I'm basically a rookie when it comes to WIS, but have played a lot of text-based sports sims in the past...
To me, it seems like the infallibility of the FSS is a bit ridiculous. There are countless examples of players who were expected to be superstars that didn't pan out (remember Felipe Lopez?) and an equal number of guys who no one wanted that ended up superstars (Steph Curry, anyone?). The thought of one scouting service being able to accurately peg 100% of HS prospects from D1 to D3 is obviously absurd.
At the same time, scouting on WIS is useful only in finding High/High vs Low/High potentials (aside from this small difference, you get little to no useful info from your scout). With a D3 recruiting budget, you are limited to scouting local players, and can often only afford a handful of scouting trips. Once again, scouts are always correct, and you often get the same message even after repeated scoutings. Yes, thank you head scout, it is tremendously valuable for you to tell me about how this kid I am recruiting as a center has low potential as a passer on 5 consecutive scouting trips. If a real scout went and watched a center and repeatedly reported only about his passing skills he would be fired immediately.
At the very least, you should be able to tell your scout what areas you would like information on. But, ideally, there should be some sort of confidence interval when it comes to recruiting ratings. For high level D1 prospects, the confidence rating should be somewhat high, after all, these guys are scrutinized by countless blogs/recruiting services. For lower level players, the confidence ratings should be shakier since the information is more limited.

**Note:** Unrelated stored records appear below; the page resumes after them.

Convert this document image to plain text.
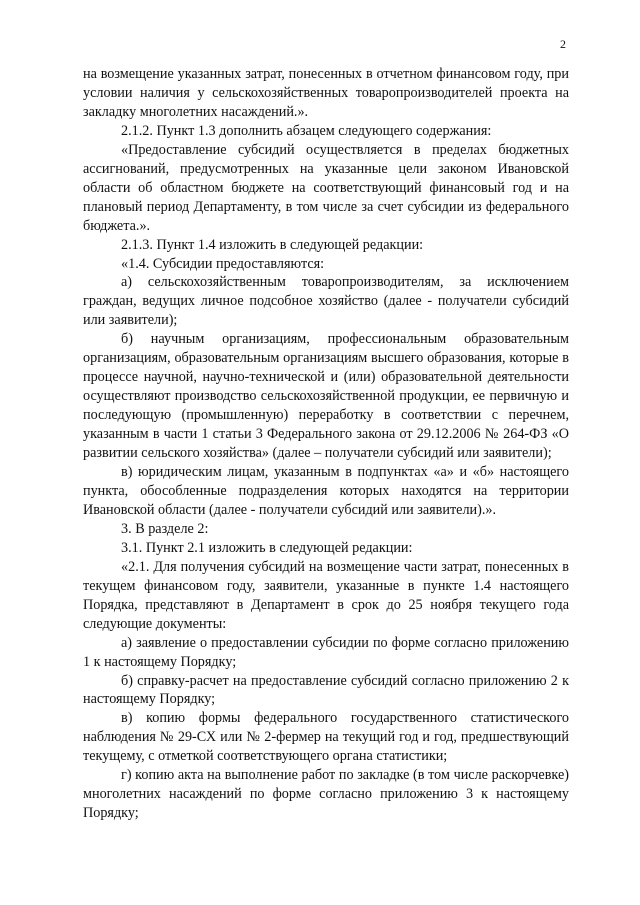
2

на возмещение указанных затрат, понесенных в отчетном финансовом году, при условии наличия у сельскохозяйственных товаропроизводителей проекта на закладку многолетних насаждений.».

2.1.2. Пункт 1.3 дополнить абзацем следующего содержания:

«Предоставление субсидий осуществляется в пределах бюджетных ассигнований, предусмотренных на указанные цели законом Ивановской области об областном бюджете на соответствующий финансовый год и на плановый период Департаменту, в том числе за счет субсидии из федерального бюджета.».

2.1.3. Пункт 1.4 изложить в следующей редакции:

«1.4. Субсидии предоставляются:

а) сельскохозяйственным товаропроизводителям, за исключением граждан, ведущих личное подсобное хозяйство (далее - получатели субсидий или заявители);

б) научным организациям, профессиональным образовательным организациям, образовательным организациям высшего образования, которые в процессе научной, научно-технической и (или) образовательной деятельности осуществляют производство сельскохозяйственной продукции, ее первичную и последующую (промышленную) переработку в соответствии с перечнем, указанным в части 1 статьи 3 Федерального закона от 29.12.2006 № 264-ФЗ «О развитии сельского хозяйства» (далее – получатели субсидий или заявители);

в) юридическим лицам, указанным в подпунктах «а» и «б» настоящего пункта, обособленные подразделения которых находятся на территории Ивановской области (далее - получатели субсидий или заявители).».

3. В разделе 2:

3.1. Пункт 2.1 изложить в следующей редакции:

«2.1. Для получения субсидий на возмещение части затрат, понесенных в текущем финансовом году, заявители, указанные в пункте 1.4 настоящего Порядка, представляют в Департамент в срок до 25 ноября текущего года следующие документы:

а) заявление о предоставлении субсидии по форме согласно приложению 1 к настоящему Порядку;

б) справку-расчет на предоставление субсидий согласно приложению 2 к настоящему Порядку;

в) копию формы федерального государственного статистического наблюдения № 29-СХ или № 2-фермер на текущий год и год, предшествующий текущему, с отметкой соответствующего органа статистики;

г) копию акта на выполнение работ по закладке (в том числе раскорчевке) многолетних насаждений по форме согласно приложению 3 к настоящему Порядку;
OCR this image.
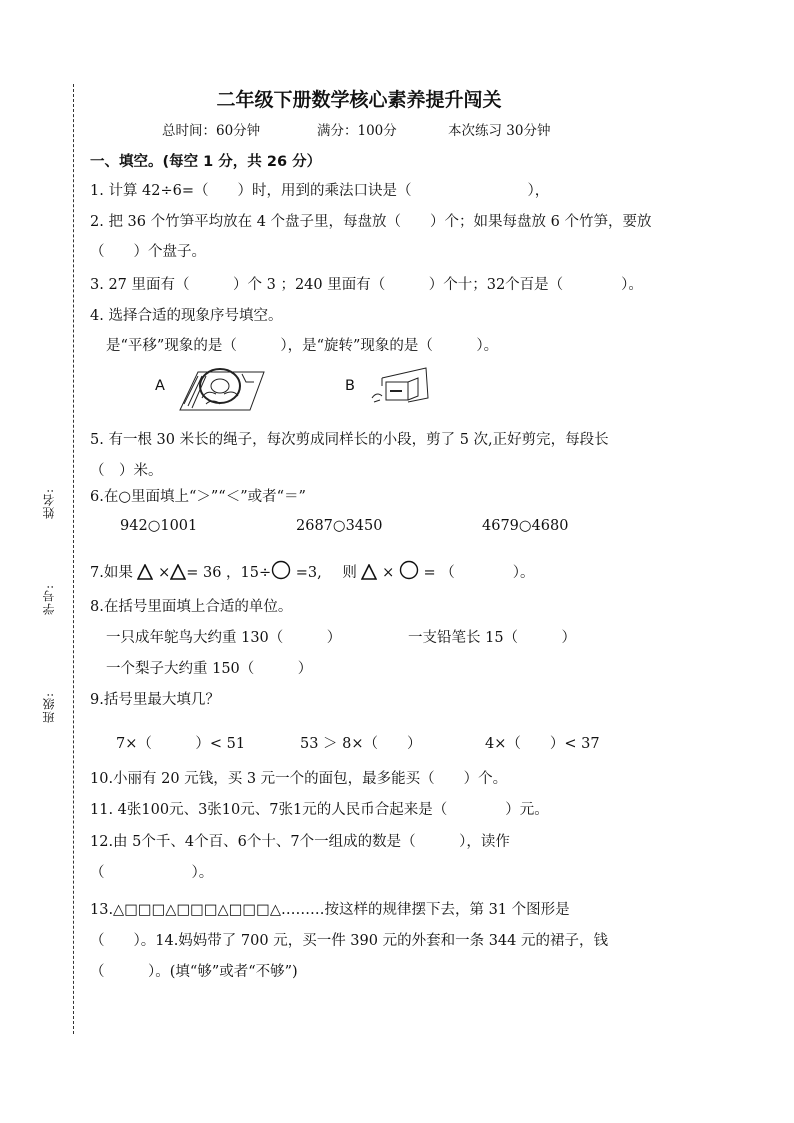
姓名:
学号:
班级:
二年级下册数学核心素养提升闯关
总时间：60分钟	满分：100分	本次练习 30分钟
一、填空。(每空 1 分，共 26 分）
1. 计算 42÷6=（　　）时，用到的乘法口诀是（　　　　　　　　），
2. 把 36 个竹笋平均放在 4 个盘子里，每盘放（　　）个；如果每盘放 6 个竹笋，要放
（　　）个盘子。
3. 27 里面有（　　　）个 3 ；240 里面有（　　　）个十；32个百是（　　　　）。
4. 选择合适的现象序号填空。
是“平移”现象的是（　　　），是“旋转”现象的是（　　　）。
A	B
5. 有一根 30 米长的绳子，每次剪成同样长的小段，剪了 5 次,正好剪完，每段长
（　）米。
6.在○里面填上“＞”“＜”或者“＝”
942○1001	2687○3450	4679○4680
7.如果 × = 36 ，15÷ =3, 则 × = （　　　　）。
8.在括号里面填上合适的单位。
一只成年鸵鸟大约重 130（　　　）	一支铅笔长 15（　　　）
一个梨子大约重 150（　　　）
9.括号里最大填几？
7×（　　　）< 51	53 ＞ 8×（　　）	4×（　　）< 37
10.小丽有 20 元钱，买 3 元一个的面包，最多能买（　　）个。
11. 4张100元、3张10元、7张1元的人民币合起来是（　　　　）元。
12.由 5个千、4个百、6个十、7个一组成的数是（　　　），读作
（　　　　　　）。
13.△□□□△□□□△□□□△………按这样的规律摆下去，第 31 个图形是
（　　）。14.妈妈带了 700 元，买一件 390 元的外套和一条 344 元的裙子，钱
（　　　）。(填“够”或者“不够”)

Ideally, it would be awesome to have various ratings services that you could access. Perhaps some or all of these could be free. In this scenario, D3 recruits would only be rated by local recruiting services, while D1 level recruits would be rated by local/regional/national services. You could have multiple scouting reports on each player, and also have a consensus report. This way you would still get info on recruits, but it would be open for more interpretation.
You should also have a greater base knowledge of local recruits, with less info as distance from recruits increases. Obviously, if I am a D3 coach in Ohio, I should have some advantage when it comes to my knowledge of a kid ten miles down the road, compared to a team in NJ. And, your assistant coach should have some type of rating to determine his actual scouting ability. Many sims use a fairly simple model of rating assistants based on recruiting/scouting/player development. You could even eliminate hiring of assistants by basing this on time spent performing these activities. Say, at D3 you get one assistant who has to spend 100 minutes between the 3 activities. At D2 you get 2 assistants. At D1 you get 3. Or something to that effect.
The problem now, is that every single coach knows how good every single player is. Basically, the game can be fairly simply boiled down to a set of equations. Obviously, there is still some randomness at play, and a level of uncertainty as to how much each rating actually effects production....but, the ratings are infallible and you can fairly easily surmise which players will be better than other players at a glance. Reality is far messier.
There should be access to scouting reports. These should be somewhat accurate. But, there should be more room for error and interpretation. And, there should be situations where you can find diamonds in the rough that aren't obvious to everyone with FSS, and also chances to scout guys and realize that recruiting services probably have them overrated. It's just kind of amazing to me that Front Office Football: The College Years came out almost 10 years ago, and we still haven't had a game that improves upon it's recruiting/player development in the text-sim world.